Já ontem, após o Conselho de Ministros Extraordinários, na SIC Notícia, o debate era entre quatro jornalistas. Pelo menos três, os homens, sopravam e espevitavam o drama desejado pelo primeiro-ministro ao anunciar o pedido de uma "audiência de urgência a um fim-de-semana com o Senhor Presidente da República". É o estado de excepção que serve o espectáculo televisivo, ajuda à propaganda governamental mas pouco contribui para a informação.


Será que Passos Coelho se vai demitir? questionaram durante mais de uma hora, em tom horrendo e grosso, José Gomes Ferreira, Martim Avilez Figueiredo, Paulo Baldaia. Da intervenção banal, alinhada e previsível, safou-se Paula Santos. Curiosamente, dos quatro, a menos visível mediaticamente.


Pelo caminho, em repetições, directos, destaques, ouvi ainda Joaquim Aguiar - que foi assessor de Ramalho Eanes e consultor de Mário Soares - recuperar a sua mantra de que se tem de mudar a Constituição por não se coadunar com a realidade. Raul Vaz, jornalista com direcções de jornais na folha corrida, ia pelo mesmo caminho no Hora de Fecho.


Por um lado, contrariava o constitucionalista Jorge Reis Novais, que bem lhe tentou explicar os pontos onde chumbou o Orçamento de Estado de 2013. Por outro, tentava convencer os ouvintes que constitui uma medida de reforma do Estado o Governo ficar mais uma vez com os subsídios de Natal e de férias dos funcionário públicos.

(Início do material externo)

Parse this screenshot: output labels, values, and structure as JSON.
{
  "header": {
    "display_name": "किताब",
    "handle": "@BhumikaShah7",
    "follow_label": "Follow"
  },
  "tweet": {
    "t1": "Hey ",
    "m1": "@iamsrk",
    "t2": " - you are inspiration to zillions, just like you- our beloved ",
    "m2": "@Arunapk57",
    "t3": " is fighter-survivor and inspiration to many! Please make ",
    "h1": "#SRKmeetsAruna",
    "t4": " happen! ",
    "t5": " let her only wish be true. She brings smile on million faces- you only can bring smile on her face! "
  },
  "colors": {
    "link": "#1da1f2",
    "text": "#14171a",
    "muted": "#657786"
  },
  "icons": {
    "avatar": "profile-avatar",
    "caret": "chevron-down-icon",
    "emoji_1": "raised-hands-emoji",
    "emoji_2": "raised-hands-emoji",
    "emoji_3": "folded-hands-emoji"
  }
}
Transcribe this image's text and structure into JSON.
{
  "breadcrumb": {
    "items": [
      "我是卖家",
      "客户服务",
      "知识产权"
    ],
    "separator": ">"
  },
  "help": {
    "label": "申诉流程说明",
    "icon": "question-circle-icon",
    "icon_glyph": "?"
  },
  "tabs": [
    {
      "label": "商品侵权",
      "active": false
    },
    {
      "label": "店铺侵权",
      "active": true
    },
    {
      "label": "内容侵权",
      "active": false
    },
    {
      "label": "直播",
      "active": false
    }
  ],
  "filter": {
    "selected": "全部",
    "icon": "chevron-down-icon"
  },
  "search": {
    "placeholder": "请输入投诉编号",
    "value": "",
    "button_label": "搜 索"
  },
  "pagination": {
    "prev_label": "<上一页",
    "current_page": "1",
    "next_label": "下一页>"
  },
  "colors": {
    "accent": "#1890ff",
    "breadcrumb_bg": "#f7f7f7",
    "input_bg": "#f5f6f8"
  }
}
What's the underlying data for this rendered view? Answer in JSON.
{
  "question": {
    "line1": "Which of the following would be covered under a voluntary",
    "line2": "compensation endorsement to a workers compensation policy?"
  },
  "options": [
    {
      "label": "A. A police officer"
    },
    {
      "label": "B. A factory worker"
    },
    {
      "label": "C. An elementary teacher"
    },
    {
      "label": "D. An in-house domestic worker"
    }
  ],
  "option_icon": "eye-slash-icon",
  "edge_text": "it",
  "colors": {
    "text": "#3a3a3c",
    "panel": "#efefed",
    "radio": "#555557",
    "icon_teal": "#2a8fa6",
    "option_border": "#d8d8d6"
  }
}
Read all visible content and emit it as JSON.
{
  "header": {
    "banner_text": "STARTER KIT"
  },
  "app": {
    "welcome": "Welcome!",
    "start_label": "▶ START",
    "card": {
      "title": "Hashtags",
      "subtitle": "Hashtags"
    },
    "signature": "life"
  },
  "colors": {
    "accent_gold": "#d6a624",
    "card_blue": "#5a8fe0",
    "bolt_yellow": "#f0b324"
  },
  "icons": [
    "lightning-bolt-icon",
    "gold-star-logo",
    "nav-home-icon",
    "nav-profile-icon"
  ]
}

Não chega o entendimento aquelas valorosas cabecitas para perceberem que igualdade e proporcionalidade não são um exclusivo revolucionário da Lei Fundamental portuguesa


Entretanto, a procissão deu várias voltas ao adro. Passos Coelho não se demitiu. Esta tarde, anunciou que irá fazer o que anda há 22 meses a fazer. Contra a esmagadora, omnipresente e exclusora retórica propagandística dos comentadores e jornalistas próximos do Governo, atacou órgãos de soberania, mostrou que não sabe história e que não tem uma única solução para o país. Não admira que ele e os seus andem a toda a hora a martelar a necessidade de extirpar a Constituição dos princípios da Igualdade e da proporcionalidade.